I'm encountering a hard to track down bug on MacOS in an OpenCL-based application. In a release build my code crashes with a SIGABRT at some point, in a release build I get an EXC_BAD_INSTRUCTION
on a thread obviously managing some lib dispatch / GCD stuff (com.apple.libdispatch-manager
). Note that I do not call any GCD related things myself, so I assume this is done by the Apple OpenCL runtime in the background.
The context is a benchmarking application that measures latency between enqueuing CL commands and receiving the CL_COMPLETE
callback for various ways of accessing the CL buffers. You'll find the code below. The error only occurs for one of the three available CL Devices in my MacBook Pro (AMD Radeon Pro 555 Compute Engine).
Relevant part of the code:
nlohmann::json performTestUseHostPtr()
{
nlohmann::json results;
std::vector<cl::Event> inputBufferEvent (1);
std::vector<cl::Event> outputBufferEvent (1);
std::vector<cl::Event> kernelEvent (1);
for (auto size : testSizes)
{
std::vector<float> inputBufferHost (size);
std::vector<float> outputBufferHost (size);
cl::Buffer inputBuffer (context, CL_MEM_USE_HOST_PTR | CL_MEM_READ_ONLY, size * sizeof (float), inputBufferHost.data());
cl::Buffer outputBuffer (context, CL_MEM_USE_HOST_PTR | CL_MEM_WRITE_ONLY, size * sizeof (float), outputBufferHost.data());
void* inputBufferMapped = queue.enqueueMapBuffer (inputBuffer, CL_TRUE, CL_MAP_WRITE_INVALIDATE_REGION, 0, size * sizeof (float));
std::memcpy (inputBufferMapped, testData.data(), size * sizeof (float));
kernel.setArg (0, inputBuffer);
kernel.setArg (1, outputBuffer);
for (int i = 0; i < numTests; ++i)
{
startTimes[i] = my::HighResolutionTimer::now();
queue.enqueueUnmapMemObject (inputBuffer, inputBufferMapped, nullptr, &inputBufferEvent[0]);
inputBufferEvent[0].setCallback (CL_COMPLETE, setTimestampCallback, &unmapCompletedTimes[i]);
queue.enqueueNDRangeKernel (kernel, cl::NullRange, cl::NDRange (size), cl::NullRange, &inputBufferEvent, &kernelEvent[0]);
kernelEvent[0].setCallback (CL_COMPLETE, setTimestampCallback, &kernelCompletedTimes[i]);
void* outputBufferMapped = queue.enqueueMapBuffer (outputBuffer, CL_FALSE, CL_MAP_READ, 0, size * sizeof (float), &kernelEvent, &outputBufferEvent[0]);
outputBufferEvent[0].setCallback (CL_COMPLETE, setTimestampCallback, &mapCompletedTimes[i]);
inputBufferMapped = queue.enqueueMapBuffer (inputBuffer, CL_TRUE, CL_MAP_WRITE_INVALIDATE_REGION, 0, size * sizeof (float), &kernelEvent, nullptr);
// --- Release build error seems to happen somewhere here ---
queue.finish();
std::memcpy (inputBufferMapped, outputBufferMapped, size * sizeof (float));
queue.enqueueUnmapMemObject (outputBuffer, outputBufferMapped);
queue.finish();
}
queue.enqueueUnmapMemObject (inputBuffer, inputBufferMapped);
results["vecSize=" + std::to_string (size)] = calculateTimes();
queue.finish();
}
return results;
}
Notes:
I checked the error codes of all CL calls, all return CL_SUCCESS
, just removed them in the code above for a better overview.

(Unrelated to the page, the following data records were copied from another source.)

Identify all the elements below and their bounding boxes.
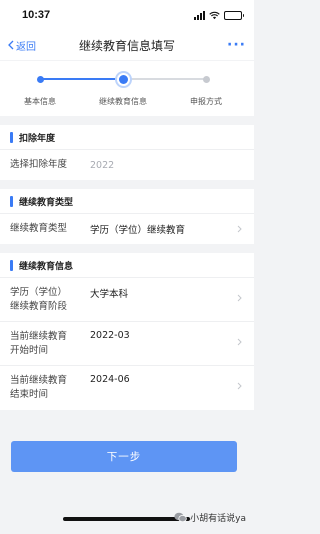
section-deduction-year: 扣除年度 选择扣除年度 2022 [0, 125, 254, 180]
status-time: 10:37 [22, 9, 51, 21]
status-bar: 10:37 [0, 0, 254, 30]
step-pending-dot [202, 75, 210, 83]
status-icons [194, 10, 244, 20]
education-stage-value: 大学本科 [90, 289, 129, 300]
field-label: 继续教育类型 [10, 223, 68, 234]
section-accent-bar [10, 195, 13, 207]
step-education-info: 继续教育信息 [78, 61, 168, 107]
field-label: 学历（学位） 继续教育阶段 [10, 286, 90, 314]
field-label-line: 继续教育阶段 [10, 300, 68, 312]
chevron-right-icon [237, 294, 242, 302]
field-label-line: 学历（学位） [10, 286, 68, 298]
section-accent-bar [10, 259, 13, 271]
deduction-year-selector[interactable]: 选择扣除年度 2022 [0, 150, 254, 180]
step-label: 申报方式 [190, 97, 222, 106]
deduction-year-value: 2022 [90, 159, 115, 171]
home-indicator [63, 517, 190, 521]
back-label: 返回 [16, 41, 36, 53]
wifi-icon [209, 11, 220, 19]
field-label: 选择扣除年度 [10, 159, 68, 170]
step-label: 基本信息 [24, 97, 56, 106]
field-label-line: 开始时间 [10, 344, 49, 356]
section-header: 继续教育类型 [0, 189, 254, 214]
page-title: 继续教育信息填写 [78, 38, 175, 53]
start-date-value: 2022-03 [90, 330, 130, 341]
watermark-text: 小胡有话说ya [190, 514, 246, 524]
section-header: 继续教育信息 [0, 253, 254, 278]
step-current-dot [118, 74, 128, 84]
section-header: 扣除年度 [0, 125, 254, 150]
cellular-signal-icon [194, 10, 205, 20]
chevron-left-icon [8, 40, 14, 50]
wechat-logo-icon [174, 512, 187, 523]
education-type-selector[interactable]: 继续教育类型 学历（学位）继续教育 [0, 214, 254, 244]
end-date-value: 2024-06 [90, 374, 130, 385]
field-label-line: 当前继续教育 [10, 330, 68, 342]
field-label-line: 当前继续教育 [10, 375, 68, 386]
step-basic-info: 基本信息 [0, 61, 85, 107]
education-type-value: 学历（学位）继续教育 [90, 225, 186, 236]
navigation-bar: 返回 继续教育信息填写 ··· [0, 30, 254, 60]
start-date-selector[interactable]: 当前继续教育 开始时间 2022-03 [0, 322, 254, 366]
step-label: 继续教育信息 [99, 97, 147, 106]
section-education-info: 继续教育信息 学历（学位） 继续教育阶段 大学本科 当前继续教育 开始时间 2022… [0, 253, 254, 410]
watermark: 小胡有话说ya [174, 511, 246, 524]
section-title: 继续教育类型 [19, 197, 74, 208]
field-label: 当前继续教育 开始时间 [10, 330, 90, 358]
progress-stepper: 基本信息 继续教育信息 申报方式 [0, 61, 254, 116]
more-options-icon[interactable]: ··· [227, 38, 246, 52]
chevron-right-icon [237, 382, 242, 390]
next-step-button[interactable]: 下一步 [11, 441, 237, 472]
battery-icon [224, 10, 244, 20]
section-education-type: 继续教育类型 继续教育类型 学历（学位）继续教育 [0, 189, 254, 244]
chevron-right-icon [237, 225, 242, 233]
field-label-line: 结束时间 [10, 389, 49, 400]
field-label: 当前继续教育 结束时间 [10, 374, 90, 402]
section-title: 继续教育信息 [19, 261, 74, 272]
section-title: 扣除年度 [19, 133, 56, 144]
end-date-selector[interactable]: 当前继续教育 结束时间 2024-06 [0, 366, 254, 410]
section-accent-bar [10, 131, 13, 143]
step-filing-method: 申报方式 [161, 61, 251, 107]
education-stage-selector[interactable]: 学历（学位） 继续教育阶段 大学本科 [0, 278, 254, 322]
step-done-dot [36, 75, 44, 83]
back-button[interactable]: 返回 [8, 38, 36, 53]
chevron-right-icon [237, 338, 242, 346]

I marked the line where I roughly assume the error to happen, this is based on inserting print-statements in the release-version and watching which points of the code were completed before the fault occurs. Inserting a print statement above the queue.finish();
statement furthermore lets the bug disappear, so this is likely to be something timing related.
Update:
When inserting a short sleep in the line where I assumed the error to happen and running a debug build it now also triggers a SIGABRT. Additionally I can find the following prints on the console:
OpenCLLatencyTests(17903,0x10012a5c0) malloc: tiny_free_list_remove_ptr: Internal invariant broken (next ptr of prev): ptr=0x1003052d0, prev_next=0x0
OpenCLLatencyTests(17903,0x10012a5c0) malloc: *** set a breakpoint in malloc_error_break to debug
Signal: SIGABRT (signal SIGABRT)
E0412 11:55:02.898913 233472000 ProtobufClient.cpp:63] No such process
Question:
- Can anyone spot an obvious error in my code?
- If not, are there any known bugs in the Apple OpenCL implementation that could cause errors like that?